Regrettably, the app struggles in usability. For example, editing contact details is very difficult on a 3-1/2 inch screen, since the unnecessary card image takes up nearly all of the space above the keyboard. And no fewer than six taps are required to share a contact by email. (That’s twice as many as FullContact Card Reader and ABBYY Business Card Reader.)

SHAPE Business Card Reader and Evernote

SHAPE Business Card Reader

The final next app in our lineup, SHAPE Business Card Reader [$7], has pretty good text recognition, which is not surprising since it uses the ABBYY OCR engine. However, it’s only marginally better than ScanBizCards in usability: five taps to share. It also (arguably) suffers from skeumorphism.

In its favor, the app does support integration with LinkedIn, from which you can import and merge selected data with your contacts.


Yes, Evernote [Free; business card scanning is a premium feature that will cost you $5 per month or $45 a year]. I forgot about its ability to scan business cards, probably because I wrote it off for this purpose long ago. Its text recognition is excellent, as is its design and usability, and it even integrates with and merges data from LinkedIn. So why would I be sour on Evernote? Because of its failure to share contact information in a standard manner.

Like all Evernote notes, business cards are shared as either public or private links to your data on You can share that link via email, SMS, etc., but your recipient will need to copy/paste the data into his contact manager. That may not matter to you, but it does to me.


Some of the apps (ABBYY BCR, SHAPE BCR, and CamCard) will share contact data via SMS, but only SHAPE BCR sends a vCard. I find it odd that not all of the apps offer this, since it’s a standard feature in Apple’s Contacts app.

All of these apps, with the exception of FoxCard, save to the Contacts app, but they may do it automatically or require you to do it manually. ScanBizCards and CamCard require a manual save, with the latter allowing you to choose which iCloud group or other account to save to (instead of saving to the default account).

The other apps save to the Contacts default account, either automatically when the contact is created or manually at a later time; setting this to the Daylite CardDAV account will sync your contacts to the Daylite database.

My Pick

With its integration to Zapier (and thus to hundreds of other web services), its high degree of accuracy, and its great design, I’m tempted to use FullContact Card Reader.
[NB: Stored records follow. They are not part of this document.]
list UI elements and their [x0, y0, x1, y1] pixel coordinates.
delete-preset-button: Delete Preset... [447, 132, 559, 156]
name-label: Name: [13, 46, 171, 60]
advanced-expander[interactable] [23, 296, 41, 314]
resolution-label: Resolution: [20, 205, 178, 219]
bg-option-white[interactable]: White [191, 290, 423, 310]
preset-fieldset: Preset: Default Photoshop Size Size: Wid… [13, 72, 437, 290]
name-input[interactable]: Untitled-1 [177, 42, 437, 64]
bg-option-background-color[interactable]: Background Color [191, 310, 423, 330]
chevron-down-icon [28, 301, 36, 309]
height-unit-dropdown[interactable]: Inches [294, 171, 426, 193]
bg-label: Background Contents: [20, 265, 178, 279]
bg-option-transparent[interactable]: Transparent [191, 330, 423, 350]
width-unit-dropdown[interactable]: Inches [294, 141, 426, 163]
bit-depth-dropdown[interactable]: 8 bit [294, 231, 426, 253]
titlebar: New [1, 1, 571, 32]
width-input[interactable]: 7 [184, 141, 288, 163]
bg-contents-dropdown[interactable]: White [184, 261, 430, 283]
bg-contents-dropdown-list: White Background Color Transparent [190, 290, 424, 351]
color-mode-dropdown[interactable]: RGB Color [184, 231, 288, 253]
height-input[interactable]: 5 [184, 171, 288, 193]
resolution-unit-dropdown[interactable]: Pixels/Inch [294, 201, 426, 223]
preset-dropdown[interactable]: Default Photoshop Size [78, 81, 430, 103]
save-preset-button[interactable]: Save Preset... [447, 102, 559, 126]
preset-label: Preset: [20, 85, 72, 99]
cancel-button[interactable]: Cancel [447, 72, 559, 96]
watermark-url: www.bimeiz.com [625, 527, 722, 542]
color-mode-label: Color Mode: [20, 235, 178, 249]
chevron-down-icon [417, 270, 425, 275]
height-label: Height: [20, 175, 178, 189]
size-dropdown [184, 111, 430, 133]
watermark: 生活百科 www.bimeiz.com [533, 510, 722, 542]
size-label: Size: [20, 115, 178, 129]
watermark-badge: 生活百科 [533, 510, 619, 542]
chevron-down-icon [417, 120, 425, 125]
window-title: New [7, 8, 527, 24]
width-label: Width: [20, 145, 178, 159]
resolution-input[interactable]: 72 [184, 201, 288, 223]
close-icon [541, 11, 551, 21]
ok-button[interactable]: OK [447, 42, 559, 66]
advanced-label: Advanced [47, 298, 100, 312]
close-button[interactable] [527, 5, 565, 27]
I’m just not convinced that I need to have my cards transcribed.

ABBYY Business Card Reader hits all the right spots for me: great accuracy and sharing the way I need it, in an app that’s easy to use. I would, however, like to see the interface tightened up a bit and more attention paid to usability. And I wouldn’t be opposed to LinkedIn integration, if that were to be added.

Bonus Apps

While researching this category, I found two additional apps of note that you might find useful:


Shoot [Free] is the best of several apps I found that allow you to create a business “card”—with your photo, contact info, social network links, and all the information that you might want to share—and email it to someone you’ve just met. You can only share by email (no SMS or AirDrop, yet), but you can create multiple cards for different identities. Very handy for when you’ve just received a business card and want to reciprocate in a high-tech fashion.


Only slightly similar to other apps in this review, A-Card [Free] is for taking pictures of business cards and making quick notes about the person that gave it to you. There is no text recognition—in fact, there are no fields for contact information at all—but for quick filing of cards where you may not need the information saved to Contacts or a CRM, A-Card is easy to use.